Какой-то молодой человек — профессор не слышал, как тот преодолел пять ступенек, отделявших террасу от дороги — теперь стоял совсем рядом. Босой, с длинными, спутанными грязными волосами, в цветастой рубахе едва не до пят, с «индийским» воротником, и в «афганской» жилетке.


— Я только что оттуда, снизу, — юноша махнул рукой в сторону побережья. — Обалдеть! Я пять лет об этом мечтал!

— Вы один? — осторожно осведомился Кальгюйе.

— Пока что один, — молодой человек пожал плечами. — Но это ненадолго. Ещё много народу скоро подтянется! Все эти местные свиньи рванули на север, прикиньте?! Ни одной машины оттуда, только туда! Вот блин, я устал, как чёрт, но это слишком круто, чтобы пропустить такое. Собираюсь покурить, стрельнуть травки и опять прогуляться вниз. Пешком, не на заднице, — он ухмыльнулся, словно профессор был ему ровня.

— Вы хорошо там всё рассмотрели? — получить информацию было важнее, чем поставить юнца на место.

— Отлично, — кивнул парень. — Только долго не получилось задержаться. Пару раз мне врезали, между прочим. Какой-то вояка с пушкой. Как будто я какой-то мусор. А некоторые рыдают там, — целая толпа ревущих солдат, я их видел. Это круто! Я вам говорю, — завтра здесь всё изменится. Вы не узнаете эту страну. Всё переродится, по-настоящему!

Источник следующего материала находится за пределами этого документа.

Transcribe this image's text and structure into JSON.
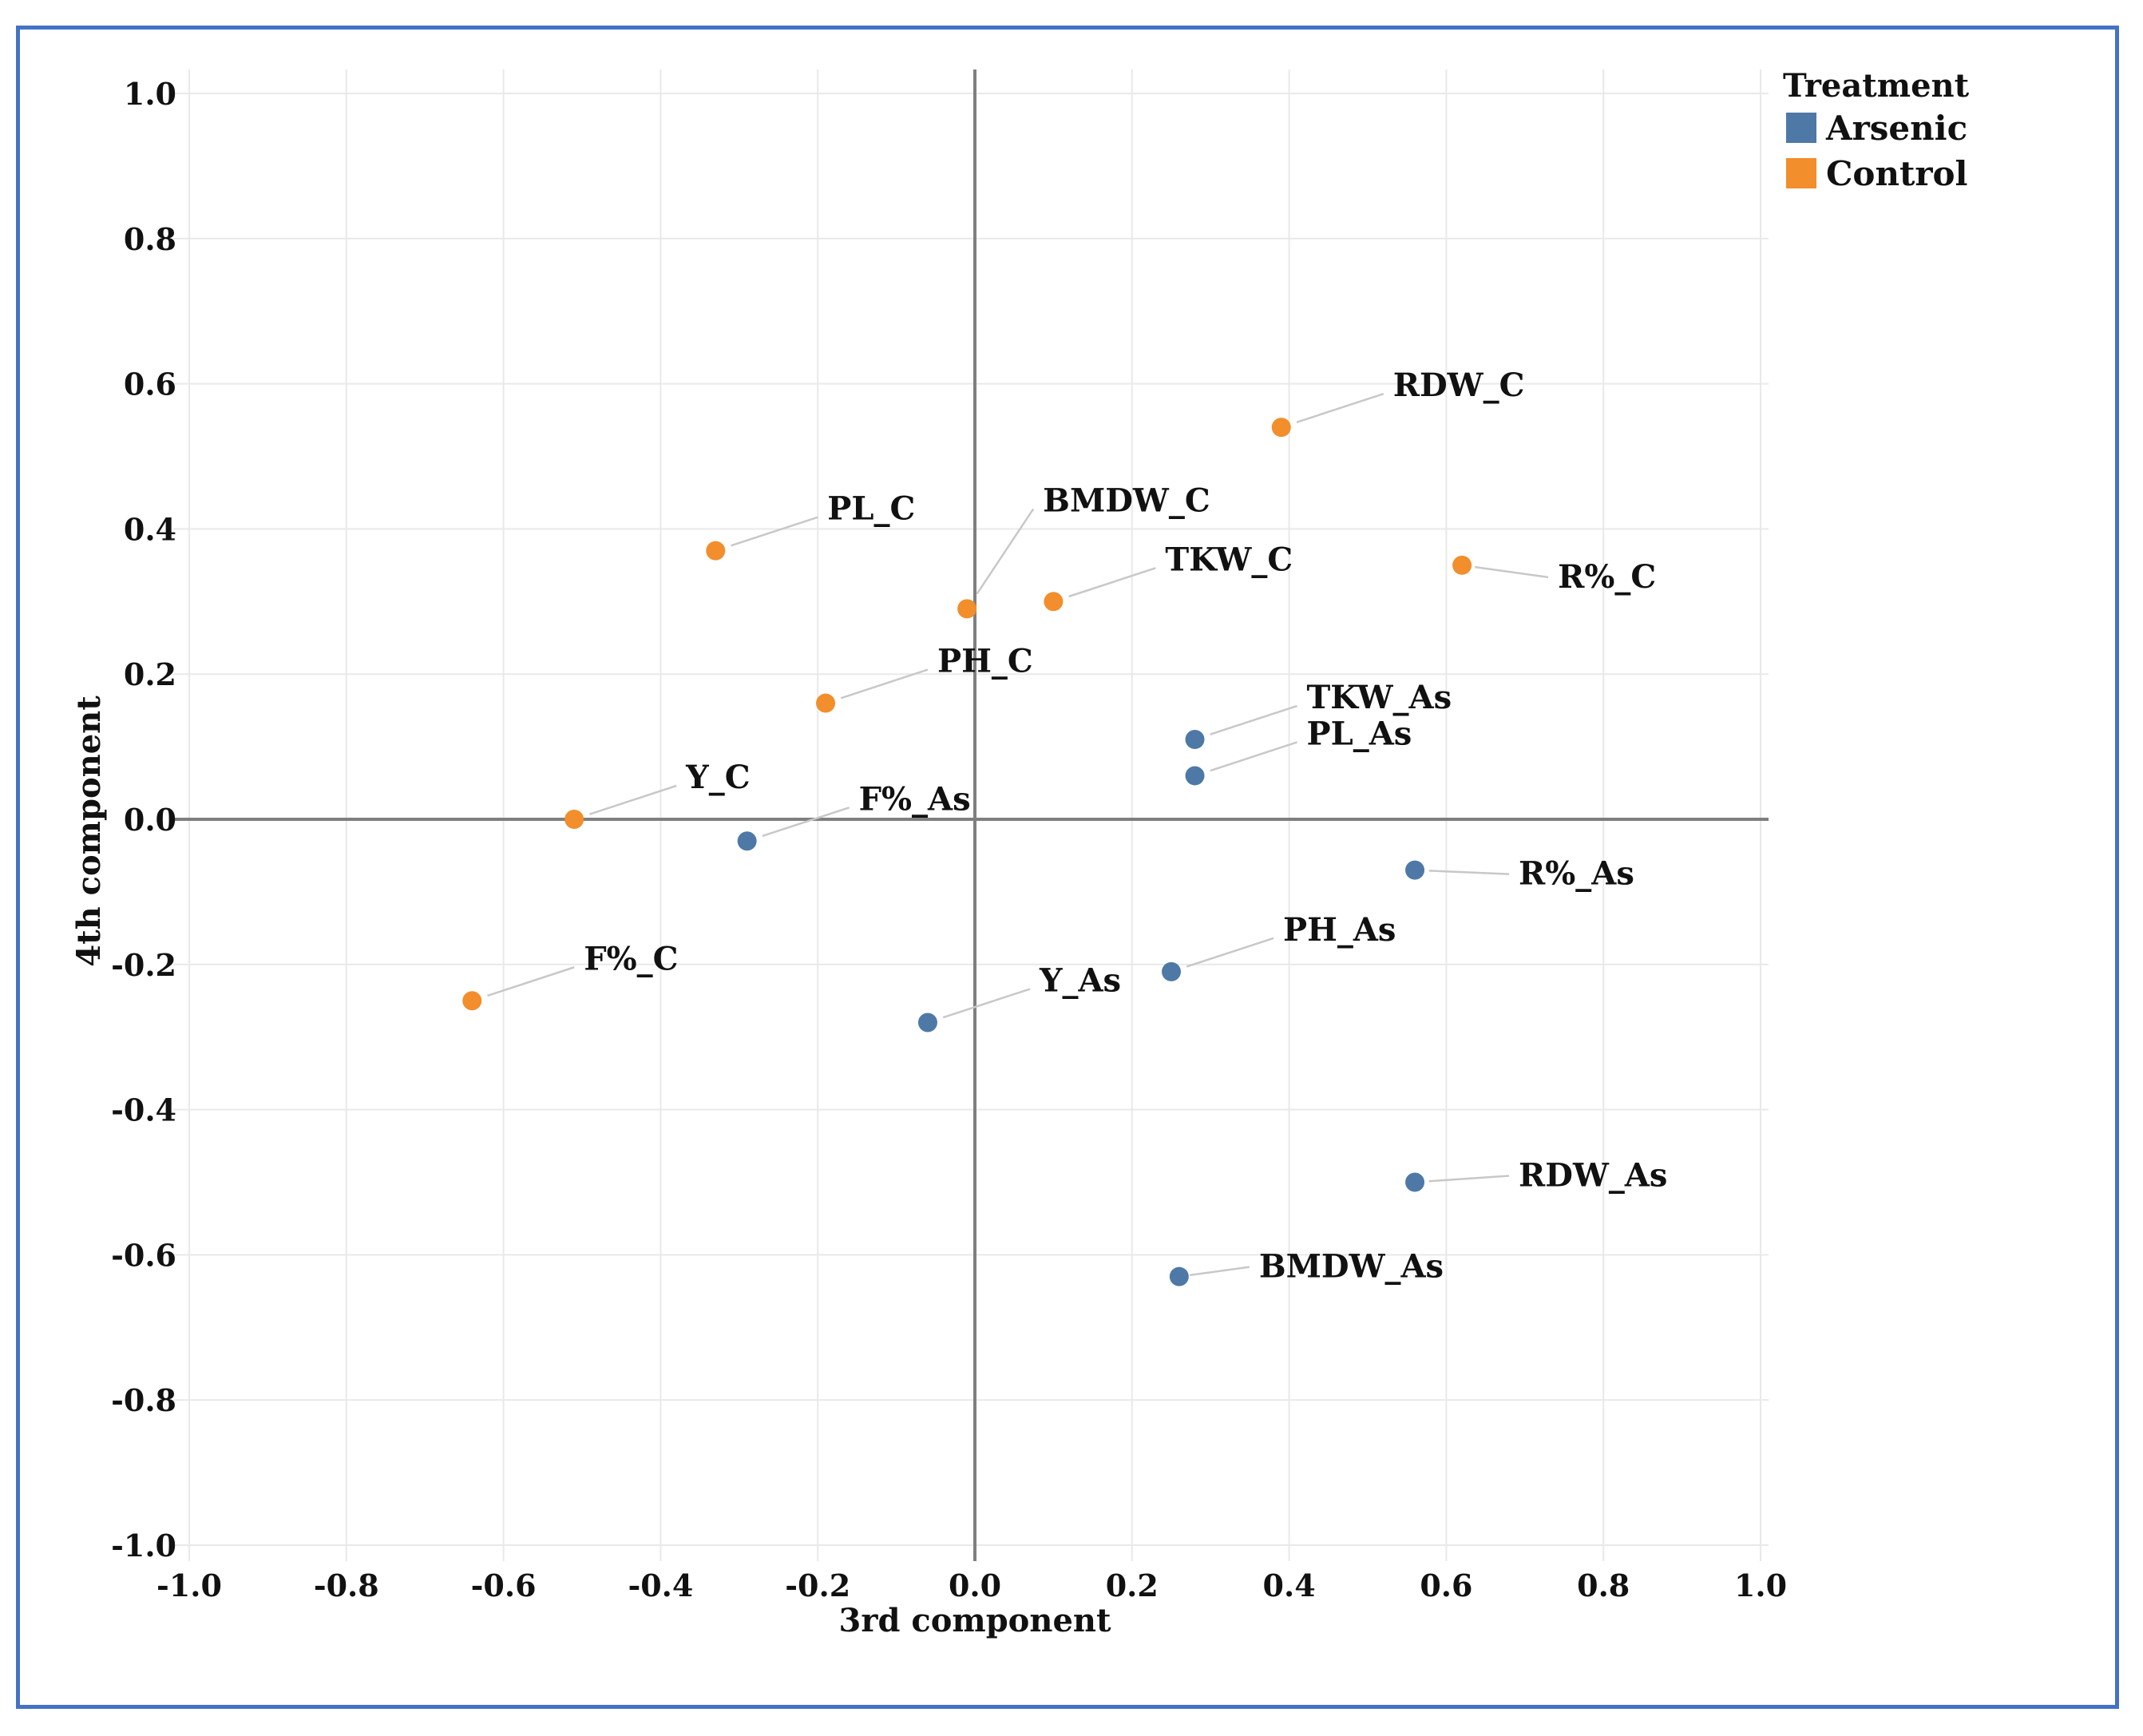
{
  "chart_data": {
    "type": "scatter",
    "xlabel": "3rd component",
    "ylabel": "4th component",
    "xlim": [
      -1.0,
      1.0
    ],
    "ylim": [
      -1.0,
      1.0
    ],
    "x_ticks": [
      "-1.0",
      "-0.8",
      "-0.6",
      "-0.4",
      "-0.2",
      "0.0",
      "0.2",
      "0.4",
      "0.6",
      "0.8",
      "1.0"
    ],
    "y_ticks": [
      "1.0",
      "0.8",
      "0.6",
      "0.4",
      "0.2",
      "0.0",
      "-0.2",
      "-0.4",
      "-0.6",
      "-0.8",
      "-1.0"
    ],
    "grid": true,
    "legend": {
      "title": "Treatment",
      "position": "top-right",
      "entries": [
        {
          "name": "Arsenic",
          "color": "#4e79a7"
        },
        {
          "name": "Control",
          "color": "#f28e2b"
        }
      ]
    },
    "series": [
      {
        "name": "Arsenic",
        "color": "#4e79a7",
        "points": [
          {
            "label": "TKW_As",
            "x": 0.28,
            "y": 0.11
          },
          {
            "label": "PL_As",
            "x": 0.28,
            "y": 0.06
          },
          {
            "label": "F%_As",
            "x": -0.29,
            "y": -0.03
          },
          {
            "label": "R%_As",
            "x": 0.56,
            "y": -0.07
          },
          {
            "label": "PH_As",
            "x": 0.25,
            "y": -0.21
          },
          {
            "label": "Y_As",
            "x": -0.06,
            "y": -0.28
          },
          {
            "label": "RDW_As",
            "x": 0.56,
            "y": -0.5
          },
          {
            "label": "BMDW_As",
            "x": 0.26,
            "y": -0.63
          }
        ]
      },
      {
        "name": "Control",
        "color": "#f28e2b",
        "points": [
          {
            "label": "RDW_C",
            "x": 0.39,
            "y": 0.54
          },
          {
            "label": "PL_C",
            "x": -0.33,
            "y": 0.37
          },
          {
            "label": "R%_C",
            "x": 0.62,
            "y": 0.35
          },
          {
            "label": "TKW_C",
            "x": 0.1,
            "y": 0.3
          },
          {
            "label": "BMDW_C",
            "x": -0.01,
            "y": 0.29
          },
          {
            "label": "PH_C",
            "x": -0.19,
            "y": 0.16
          },
          {
            "label": "Y_C",
            "x": -0.51,
            "y": 0.0
          },
          {
            "label": "F%_C",
            "x": -0.64,
            "y": -0.25
          }
        ]
      }
    ]
  }
}
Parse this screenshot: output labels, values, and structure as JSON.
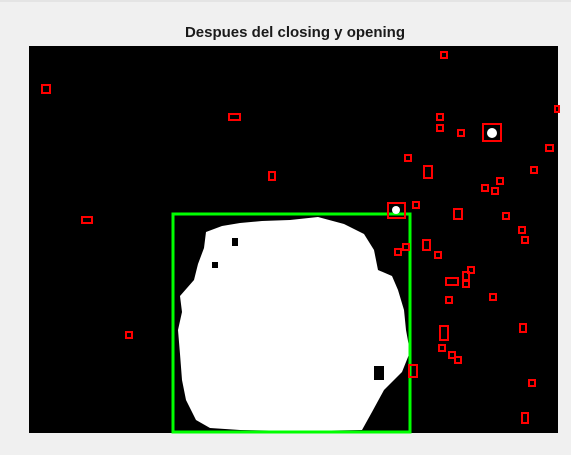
{
  "figure": {
    "title": "Despues del closing y opening"
  }
}
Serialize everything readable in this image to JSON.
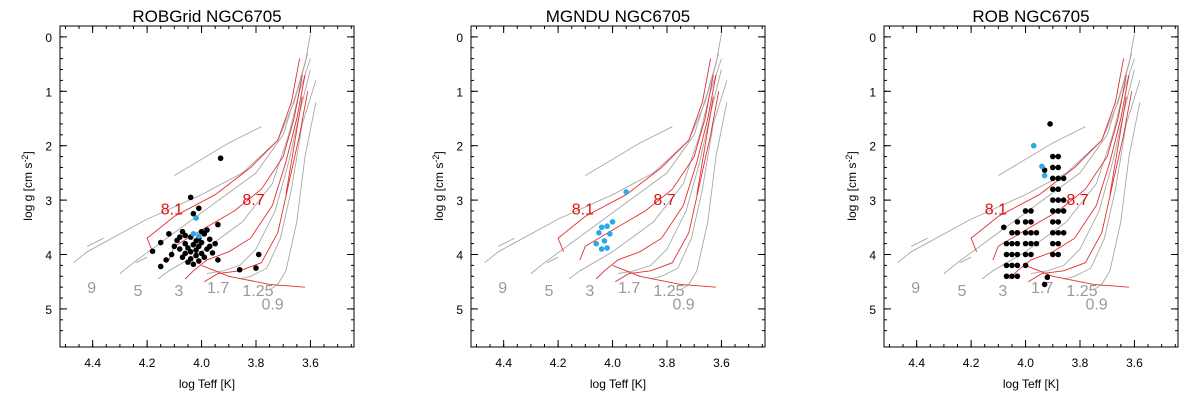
{
  "colors": {
    "track_grey": "#a8a8a8",
    "track_red": "#e03030",
    "label_red": "#dd1111",
    "label_grey": "#9a9a9a",
    "point_black": "#000000",
    "point_blue": "#2aa8e8"
  },
  "chart_data": [
    {
      "type": "scatter",
      "title": "ROBGrid NGC6705",
      "xlabel": "log Teff [K]",
      "ylabel_main": "log g [cm s",
      "ylabel_sup": "-2",
      "ylabel_end": "]",
      "xlim": [
        4.52,
        3.44
      ],
      "ylim": [
        5.7,
        -0.2
      ],
      "xticks": [
        4.4,
        4.2,
        4.0,
        3.8,
        3.6
      ],
      "xtick_labels": [
        "4.4",
        "4.2",
        "4.0",
        "3.8",
        "3.6"
      ],
      "yticks": [
        0,
        1,
        2,
        3,
        4,
        5
      ],
      "ytick_labels": [
        "0",
        "1",
        "2",
        "3",
        "4",
        "5"
      ],
      "mass_labels": [
        {
          "text": "9",
          "x": 4.42,
          "y": 4.6,
          "color": "grey"
        },
        {
          "text": "5",
          "x": 4.25,
          "y": 4.65,
          "color": "grey"
        },
        {
          "text": "3",
          "x": 4.1,
          "y": 4.65,
          "color": "grey"
        },
        {
          "text": "1.7",
          "x": 3.98,
          "y": 4.6,
          "color": "grey"
        },
        {
          "text": "1.25",
          "x": 3.85,
          "y": 4.65,
          "color": "grey"
        },
        {
          "text": "0.9",
          "x": 3.78,
          "y": 4.9,
          "color": "grey"
        },
        {
          "text": "8.1",
          "x": 4.15,
          "y": 3.15,
          "color": "red"
        },
        {
          "text": "8.7",
          "x": 3.85,
          "y": 2.98,
          "color": "red"
        }
      ],
      "black_points": [
        [
          3.93,
          2.23
        ],
        [
          4.04,
          2.95
        ],
        [
          4.01,
          3.15
        ],
        [
          4.03,
          3.25
        ],
        [
          3.94,
          3.45
        ],
        [
          3.98,
          3.55
        ],
        [
          4.07,
          3.58
        ],
        [
          4.12,
          3.62
        ],
        [
          3.99,
          3.62
        ],
        [
          4.06,
          3.65
        ],
        [
          4.04,
          3.68
        ],
        [
          4.01,
          3.7
        ],
        [
          3.97,
          3.72
        ],
        [
          4.09,
          3.74
        ],
        [
          4.02,
          3.75
        ],
        [
          4.15,
          3.78
        ],
        [
          4.0,
          3.78
        ],
        [
          4.06,
          3.8
        ],
        [
          3.95,
          3.8
        ],
        [
          4.03,
          3.82
        ],
        [
          4.1,
          3.85
        ],
        [
          4.01,
          3.85
        ],
        [
          4.05,
          3.88
        ],
        [
          3.98,
          3.9
        ],
        [
          4.08,
          3.9
        ],
        [
          4.02,
          3.92
        ],
        [
          4.18,
          3.94
        ],
        [
          4.04,
          3.95
        ],
        [
          3.96,
          3.97
        ],
        [
          4.0,
          3.98
        ],
        [
          4.06,
          3.98
        ],
        [
          4.11,
          4.0
        ],
        [
          3.79,
          4.0
        ],
        [
          4.02,
          4.02
        ],
        [
          4.07,
          4.05
        ],
        [
          3.99,
          4.05
        ],
        [
          4.04,
          4.08
        ],
        [
          3.94,
          4.1
        ],
        [
          4.13,
          4.1
        ],
        [
          4.01,
          4.12
        ],
        [
          4.05,
          4.14
        ],
        [
          4.15,
          4.22
        ],
        [
          3.8,
          4.25
        ],
        [
          3.86,
          4.28
        ],
        [
          4.03,
          4.18
        ],
        [
          4.0,
          3.58
        ],
        [
          4.08,
          3.68
        ],
        [
          3.97,
          3.85
        ]
      ],
      "blue_points": [
        [
          4.02,
          3.33
        ],
        [
          4.03,
          3.62
        ],
        [
          4.01,
          3.66
        ]
      ]
    },
    {
      "type": "scatter",
      "title": "MGNDU NGC6705",
      "xlabel": "log Teff [K]",
      "ylabel_main": "log g [cm s",
      "ylabel_sup": "-2",
      "ylabel_end": "]",
      "xlim": [
        4.52,
        3.44
      ],
      "ylim": [
        5.7,
        -0.2
      ],
      "xticks": [
        4.4,
        4.2,
        4.0,
        3.8,
        3.6
      ],
      "xtick_labels": [
        "4.4",
        "4.2",
        "4.0",
        "3.8",
        "3.6"
      ],
      "yticks": [
        0,
        1,
        2,
        3,
        4,
        5
      ],
      "ytick_labels": [
        "0",
        "1",
        "2",
        "3",
        "4",
        "5"
      ],
      "mass_labels": [
        {
          "text": "9",
          "x": 4.42,
          "y": 4.6,
          "color": "grey"
        },
        {
          "text": "5",
          "x": 4.25,
          "y": 4.65,
          "color": "grey"
        },
        {
          "text": "3",
          "x": 4.1,
          "y": 4.65,
          "color": "grey"
        },
        {
          "text": "1.7",
          "x": 3.98,
          "y": 4.6,
          "color": "grey"
        },
        {
          "text": "1.25",
          "x": 3.85,
          "y": 4.65,
          "color": "grey"
        },
        {
          "text": "0.9",
          "x": 3.78,
          "y": 4.9,
          "color": "grey"
        },
        {
          "text": "8.1",
          "x": 4.15,
          "y": 3.15,
          "color": "red"
        },
        {
          "text": "8.7",
          "x": 3.85,
          "y": 2.98,
          "color": "red"
        }
      ],
      "black_points": [],
      "blue_points": [
        [
          3.95,
          2.85
        ],
        [
          4.0,
          3.4
        ],
        [
          4.02,
          3.48
        ],
        [
          4.04,
          3.5
        ],
        [
          4.05,
          3.6
        ],
        [
          4.01,
          3.62
        ],
        [
          4.03,
          3.75
        ],
        [
          4.06,
          3.8
        ],
        [
          4.02,
          3.88
        ],
        [
          4.04,
          3.9
        ]
      ]
    },
    {
      "type": "scatter",
      "title": "ROB NGC6705",
      "xlabel": "log Teff [K]",
      "ylabel_main": "log g [cm s",
      "ylabel_sup": "-2",
      "ylabel_end": "]",
      "xlim": [
        4.52,
        3.44
      ],
      "ylim": [
        5.7,
        -0.2
      ],
      "xticks": [
        4.4,
        4.2,
        4.0,
        3.8,
        3.6
      ],
      "xtick_labels": [
        "4.4",
        "4.2",
        "4.0",
        "3.8",
        "3.6"
      ],
      "yticks": [
        0,
        1,
        2,
        3,
        4,
        5
      ],
      "ytick_labels": [
        "0",
        "1",
        "2",
        "3",
        "4",
        "5"
      ],
      "mass_labels": [
        {
          "text": "9",
          "x": 4.42,
          "y": 4.6,
          "color": "grey"
        },
        {
          "text": "5",
          "x": 4.25,
          "y": 4.65,
          "color": "grey"
        },
        {
          "text": "3",
          "x": 4.1,
          "y": 4.65,
          "color": "grey"
        },
        {
          "text": "1.7",
          "x": 3.98,
          "y": 4.6,
          "color": "grey"
        },
        {
          "text": "1.25",
          "x": 3.85,
          "y": 4.65,
          "color": "grey"
        },
        {
          "text": "0.9",
          "x": 3.78,
          "y": 4.9,
          "color": "grey"
        },
        {
          "text": "8.1",
          "x": 4.15,
          "y": 3.15,
          "color": "red"
        },
        {
          "text": "8.7",
          "x": 3.85,
          "y": 2.98,
          "color": "red"
        }
      ],
      "black_points": [
        [
          3.91,
          1.6
        ],
        [
          3.9,
          2.2
        ],
        [
          3.88,
          2.2
        ],
        [
          3.9,
          2.4
        ],
        [
          3.88,
          2.4
        ],
        [
          3.9,
          2.6
        ],
        [
          3.88,
          2.6
        ],
        [
          3.86,
          2.6
        ],
        [
          3.9,
          2.8
        ],
        [
          3.88,
          2.8
        ],
        [
          3.9,
          3.0
        ],
        [
          3.88,
          3.0
        ],
        [
          3.86,
          3.0
        ],
        [
          3.9,
          3.2
        ],
        [
          3.88,
          3.2
        ],
        [
          3.86,
          3.2
        ],
        [
          3.9,
          3.4
        ],
        [
          3.88,
          3.4
        ],
        [
          3.9,
          3.6
        ],
        [
          3.88,
          3.6
        ],
        [
          3.86,
          3.6
        ],
        [
          3.9,
          3.8
        ],
        [
          3.88,
          3.8
        ],
        [
          3.9,
          4.0
        ],
        [
          3.88,
          4.0
        ],
        [
          4.0,
          3.2
        ],
        [
          3.98,
          3.2
        ],
        [
          4.0,
          3.4
        ],
        [
          3.98,
          3.4
        ],
        [
          4.0,
          3.6
        ],
        [
          3.98,
          3.6
        ],
        [
          3.96,
          3.6
        ],
        [
          4.0,
          3.8
        ],
        [
          3.98,
          3.8
        ],
        [
          3.96,
          3.8
        ],
        [
          4.0,
          4.0
        ],
        [
          3.98,
          4.0
        ],
        [
          4.0,
          4.2
        ],
        [
          4.03,
          3.4
        ],
        [
          4.05,
          3.6
        ],
        [
          4.03,
          3.6
        ],
        [
          4.05,
          3.8
        ],
        [
          4.03,
          3.8
        ],
        [
          4.07,
          3.8
        ],
        [
          4.05,
          4.0
        ],
        [
          4.03,
          4.0
        ],
        [
          4.07,
          4.0
        ],
        [
          4.05,
          4.2
        ],
        [
          4.03,
          4.2
        ],
        [
          4.07,
          4.2
        ],
        [
          4.05,
          4.4
        ],
        [
          4.03,
          4.4
        ],
        [
          4.07,
          4.4
        ],
        [
          4.08,
          3.5
        ],
        [
          3.93,
          4.55
        ],
        [
          3.92,
          4.42
        ],
        [
          3.93,
          2.45
        ]
      ],
      "blue_points": [
        [
          3.97,
          2.0
        ],
        [
          3.94,
          2.38
        ],
        [
          3.93,
          2.55
        ]
      ]
    }
  ]
}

— Вы видели людей с лодок?

— Конечно!

— И вы полагаете, что похожи на них? — прищурился профессор. — Посмотрите на себя. У вас белая кожа. Вы говорите по-французски, в вашей речи слышен местный говор. Вы, кажется, христианин. У вас, наверное, есть где-то семья. Я прав?

— И что с того?! — отпарировал молодой человек. — Моя настоящая семья — вон те, на кораблях. Я тут, чтобы воссоединиться с моими братьями, сёстрами, матерями и отцами. И жёнами, если я захочу. Я пересплю с первой же, кто мне даст, и сделаю ей ребёнка. Чудесного чёрненького малыша. А потом я растворюсь среди них. Вот это жизнь, понимаете?!

— Вот именно, растворитесь, — подхватил профессор. — Вы потеряетесь в толпе. Они даже не заметят вашего существования!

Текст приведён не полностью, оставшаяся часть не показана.